Other times such as mid-morning, the furnace is heating up and the shadows are finding their way under the trees. The browse line is high because of the elephants. There are no giraffe in Mana Pools. There are two notable species that are not present in the park: giraffe and rhino. While giraffe have never been present in the area, the eastern black rhino used to have a strong population in Mana Pools. By the mid 1990s, poachers had reduced the population to just ten individuals, which were then transferred to the intensive protection zone within Matusadona National Park, next to Kariba dam.
The next image is a scene of Ana trees in the foreground, the river in the middle ground and the hills of Zambian escarpment in the background.
The classic “Mana blue” haze in the forest. The time is around 9h00, the sun was already high and I was shooting directly towards the sun. The blue haze has something to do with the direction and refraction of the light. In a discussion over dinner with Barry, an entomologist who worked for many years in Zimbabwe, he suggested that there could be a form of temperature inversion which takes place in the early morning that makes the air denser in the forest creating the refraction.

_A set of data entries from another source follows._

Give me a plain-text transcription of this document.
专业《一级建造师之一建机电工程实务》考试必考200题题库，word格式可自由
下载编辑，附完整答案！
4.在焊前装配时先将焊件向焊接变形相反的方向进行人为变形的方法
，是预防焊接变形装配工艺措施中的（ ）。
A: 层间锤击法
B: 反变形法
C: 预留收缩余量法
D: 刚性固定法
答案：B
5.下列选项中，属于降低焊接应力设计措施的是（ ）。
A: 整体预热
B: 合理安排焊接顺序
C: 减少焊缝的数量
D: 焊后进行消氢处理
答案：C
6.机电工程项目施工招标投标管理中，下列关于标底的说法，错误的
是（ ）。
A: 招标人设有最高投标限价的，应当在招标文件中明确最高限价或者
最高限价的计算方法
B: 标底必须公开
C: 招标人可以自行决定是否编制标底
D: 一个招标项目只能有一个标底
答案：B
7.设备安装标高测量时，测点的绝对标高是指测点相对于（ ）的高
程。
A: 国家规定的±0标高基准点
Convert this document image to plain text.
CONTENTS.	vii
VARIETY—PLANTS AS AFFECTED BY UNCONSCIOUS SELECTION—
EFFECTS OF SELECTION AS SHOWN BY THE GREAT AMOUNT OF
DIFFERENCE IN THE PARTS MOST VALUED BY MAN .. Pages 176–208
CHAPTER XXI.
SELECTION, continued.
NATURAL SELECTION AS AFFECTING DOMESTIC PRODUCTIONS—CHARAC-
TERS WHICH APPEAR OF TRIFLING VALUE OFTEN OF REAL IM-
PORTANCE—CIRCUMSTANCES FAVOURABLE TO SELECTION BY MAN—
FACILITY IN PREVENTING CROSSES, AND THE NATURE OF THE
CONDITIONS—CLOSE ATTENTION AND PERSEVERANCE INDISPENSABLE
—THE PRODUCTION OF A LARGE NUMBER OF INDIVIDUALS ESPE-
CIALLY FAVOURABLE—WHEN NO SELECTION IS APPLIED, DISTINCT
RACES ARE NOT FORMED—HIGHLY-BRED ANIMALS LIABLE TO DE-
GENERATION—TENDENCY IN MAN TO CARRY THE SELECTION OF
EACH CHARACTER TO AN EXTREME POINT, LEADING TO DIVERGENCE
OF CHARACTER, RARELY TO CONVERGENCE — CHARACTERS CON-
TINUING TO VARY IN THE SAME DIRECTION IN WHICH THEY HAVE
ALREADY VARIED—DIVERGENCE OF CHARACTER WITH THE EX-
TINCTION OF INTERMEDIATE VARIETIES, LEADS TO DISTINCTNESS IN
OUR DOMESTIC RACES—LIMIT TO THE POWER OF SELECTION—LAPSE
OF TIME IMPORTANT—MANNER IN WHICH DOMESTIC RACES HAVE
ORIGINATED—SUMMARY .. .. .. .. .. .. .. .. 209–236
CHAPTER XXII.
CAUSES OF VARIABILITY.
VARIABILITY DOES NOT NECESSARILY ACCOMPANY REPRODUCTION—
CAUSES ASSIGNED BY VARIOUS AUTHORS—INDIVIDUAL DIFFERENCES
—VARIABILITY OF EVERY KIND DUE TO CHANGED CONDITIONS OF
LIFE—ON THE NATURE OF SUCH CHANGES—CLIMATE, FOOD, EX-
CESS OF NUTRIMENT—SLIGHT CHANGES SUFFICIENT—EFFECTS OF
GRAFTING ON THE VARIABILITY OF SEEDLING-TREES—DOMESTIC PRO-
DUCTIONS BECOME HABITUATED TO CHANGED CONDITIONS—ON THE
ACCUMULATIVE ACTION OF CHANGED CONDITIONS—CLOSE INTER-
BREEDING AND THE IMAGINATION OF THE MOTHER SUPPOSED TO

October was mid-spring in Zimbabwe and there were only a few pools of water well inland from the river. These female eland had come down for a morning drink.
The sun had just set below the horizon but the sky was still illuminated. For about 20 to 30 minutes after the sun has set the colours in the sky get progressively more saturated. Some of those saturated colours were reflected in the river.
It was a hazy morning and we were wandering through the forest. In an opening near Green Pool we found a small herd of zebra. They prefer the open areas so they do not get easily surprised by predators.
Further on in the forest the light was very diffused because of the haze. I loved the soft pastel colours which the bush presented. A large bull elephant way making his way unhurriedly through the Albida trees munching on the Albida seed pods.
The Albida seed pods are a delicacy sought after by elephants. This bull was stretching up into the tree to access branches with the seedpods attached.
By mid-morning the African sun had already climbed high and usually there was strong contrasting light. This morning the haze softened the light so that it was bright but with low contrast.
This next image might not mean much to many, but for those of you who have visited Mana, I am sure it will warm your heart because this is a typical Mana forest scene.
All the roads in Mana are gravel or dirt roads and many have sand. In the late afternoon we were down a Chisasiko pool watching baboons and impala feeding along the edge of the pool when a vehicle drove past stirring up dust in the golden light.
“In Mana Pools there is something in the light, the heat and the dust which is captivating. There is rhythm and movement. Your senses bath in the colour. Your measure will be tested in the heat, but your heart will flow gently along with the Zambezi river. And when the day is over, sitting around the camp fire there will be animated chatter as stories abound and tales are told. When the day is done and your head is on the pillow, you will waft away to the sound of distance roaring lions and the purring trill of a Scops owl close by – sweet dreams. “
Explore, seek to understand, marvel at its inter-connectedness and let it be.